Model busana pengantin wanita ini dinamakan baju ikan duyung. Selain sarong yang
bermotifkan ikan duyung, terdapat juga sarong motif sarang burung, disebut model
salimburung, sarong motif kaki seribu, disebut model kaki seribu dan sarong motif bunga,
disebut laborci-laborci. Aksesori yang dipakai dalam busana pengantin wanita adalah sanggul
atau bentuk konde, mahkota (kronci), kalung leher (kelana), kalung mutiara (simban), anting
dan gelang. Aksesori tersebut mempunyai berbagai variasi bentuk dan motif. Konde yang
menggunakan 9 bunga Manduru putih disebut konde lumalundung, sedangkan Konde yang
memakai 5 tangkai kembang goyang disebut konde pinkan. Motif Mahkota pun  bermacam-
macam, seperti motif biasa, bintang, sayap burung cendrawasih dan motif ekor  burung
cendrawasih. Pengantin pria memakai busana yang terdiri dari baju jas tertutup atau terbuka,
celana  panjang, selendang pinggang dan topi (porong). Busana pengantin baju jas tertutup
ini, disebut busana tatutu. Potongan baju tatutu adalah berlengan panjang, tidak memiliki
krah dan saku. Motif dalam busana ini adalah motif bunga padi, yang terdapat pada hiasan
topi, leher baju, selendang pinggang dan kedua lengan baju.
Busana Pemuka Adat
Busana Tonaas Wangko adalah baju kemeja lengan panjang berkerah tinggi, potongan  baju
lurus, berkancing tanpa saku. Warna baju hitam dengan hiasan motif bunga padi  pada leher
baju, ujung lengan dan sepanjang ujung baju bagian depan yang terbelah. Semua motif
berwarna kuning keemasan.

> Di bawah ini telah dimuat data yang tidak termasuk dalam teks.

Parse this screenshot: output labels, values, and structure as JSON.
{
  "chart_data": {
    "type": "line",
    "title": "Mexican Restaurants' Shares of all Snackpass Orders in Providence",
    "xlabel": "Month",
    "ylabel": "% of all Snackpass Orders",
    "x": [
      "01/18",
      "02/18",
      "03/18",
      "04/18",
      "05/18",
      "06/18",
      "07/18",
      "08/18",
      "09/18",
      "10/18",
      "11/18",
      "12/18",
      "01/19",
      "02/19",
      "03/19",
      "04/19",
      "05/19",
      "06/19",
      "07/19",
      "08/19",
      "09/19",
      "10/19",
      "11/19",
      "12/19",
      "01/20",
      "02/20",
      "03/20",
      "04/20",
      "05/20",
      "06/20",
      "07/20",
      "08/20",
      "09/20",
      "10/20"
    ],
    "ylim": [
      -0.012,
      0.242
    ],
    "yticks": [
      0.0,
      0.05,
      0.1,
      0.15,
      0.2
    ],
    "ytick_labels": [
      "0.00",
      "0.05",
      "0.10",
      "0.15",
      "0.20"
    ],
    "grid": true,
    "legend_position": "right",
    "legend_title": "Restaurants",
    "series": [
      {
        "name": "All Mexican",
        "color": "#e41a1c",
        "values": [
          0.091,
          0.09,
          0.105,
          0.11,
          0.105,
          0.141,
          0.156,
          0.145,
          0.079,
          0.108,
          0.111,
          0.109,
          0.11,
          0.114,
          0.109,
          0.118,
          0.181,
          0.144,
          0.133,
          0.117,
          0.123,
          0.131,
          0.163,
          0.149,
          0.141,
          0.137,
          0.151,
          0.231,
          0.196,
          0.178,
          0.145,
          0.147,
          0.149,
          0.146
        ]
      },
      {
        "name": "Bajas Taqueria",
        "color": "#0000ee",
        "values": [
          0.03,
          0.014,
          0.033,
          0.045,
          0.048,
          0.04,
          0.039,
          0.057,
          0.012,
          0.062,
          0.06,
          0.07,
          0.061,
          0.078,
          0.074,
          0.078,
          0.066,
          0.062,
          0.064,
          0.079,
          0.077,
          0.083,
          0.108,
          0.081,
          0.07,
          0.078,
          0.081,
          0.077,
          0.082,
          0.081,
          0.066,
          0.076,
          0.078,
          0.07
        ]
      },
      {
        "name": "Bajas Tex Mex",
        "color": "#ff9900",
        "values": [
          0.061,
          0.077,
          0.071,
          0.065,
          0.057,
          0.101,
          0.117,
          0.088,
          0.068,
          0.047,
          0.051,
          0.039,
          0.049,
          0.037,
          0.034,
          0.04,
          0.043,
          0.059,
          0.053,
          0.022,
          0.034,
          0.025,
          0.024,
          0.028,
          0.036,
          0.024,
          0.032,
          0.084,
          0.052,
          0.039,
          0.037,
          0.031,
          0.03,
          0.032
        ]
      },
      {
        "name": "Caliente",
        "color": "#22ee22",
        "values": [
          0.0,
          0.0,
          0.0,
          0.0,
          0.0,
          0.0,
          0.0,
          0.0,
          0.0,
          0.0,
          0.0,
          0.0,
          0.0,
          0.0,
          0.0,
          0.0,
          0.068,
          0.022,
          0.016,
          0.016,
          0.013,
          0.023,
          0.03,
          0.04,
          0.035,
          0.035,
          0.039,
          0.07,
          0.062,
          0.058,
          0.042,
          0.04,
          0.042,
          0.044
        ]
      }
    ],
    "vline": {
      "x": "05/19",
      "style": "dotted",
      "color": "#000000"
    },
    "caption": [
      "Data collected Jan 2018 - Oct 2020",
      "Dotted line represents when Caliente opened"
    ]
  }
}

Sebagai kelengkapan baju dipakai topi warna merah yang dihiasi
motif bunga padi warna kuning keemasan pula. Busana Walian Wangko pria merupakan
modifikasi bentuk dari baju Tonaas Wangko, hanya saja lebih panjang seperti jubah. Warna
baju putih dengan hiasan corak bunga padi. Dilengkapi topi porong nimiles, yang dibuat dari
lilitan dua buah kain berwarna merahhitam dan kuning-emas, perlambang penyatuan 2 unsur
alam, yaitu langit dan  bumi, dunia dan alam baka. Sedangkan Walian Wangko wanita,
memakai baju kebaya  panjang warna putih atau ungu, kain sarong batik warna gelap dan topi
mahkota (kronci). Potongan baju tanpa kerah dan kancing. Dilengkapi selempang warna
kuning atau merah, selop, kalung leher dan sanggul. Hiasan yang dipakai adalah motif bunga
terompet.

 
 
Bentuk dan jenis busana Tonaas dan Walian Wangko inilah yang kemudian menjadi model
dari jenis-jenis pakaian adat Minahasa untuk berbagai keperluan upacara, bagi warga maupun
aparatur pemertintah setempat. Jenis-jenis dan bentuk busana di atas merupakan kekayaan
budaya Minahasa yang tak ternilai harganya. Selain sebagai  penunjuk identitas kebudayaan,
busana adat tersebut menumbuhkan kebanggaan bagi masyarakatnya.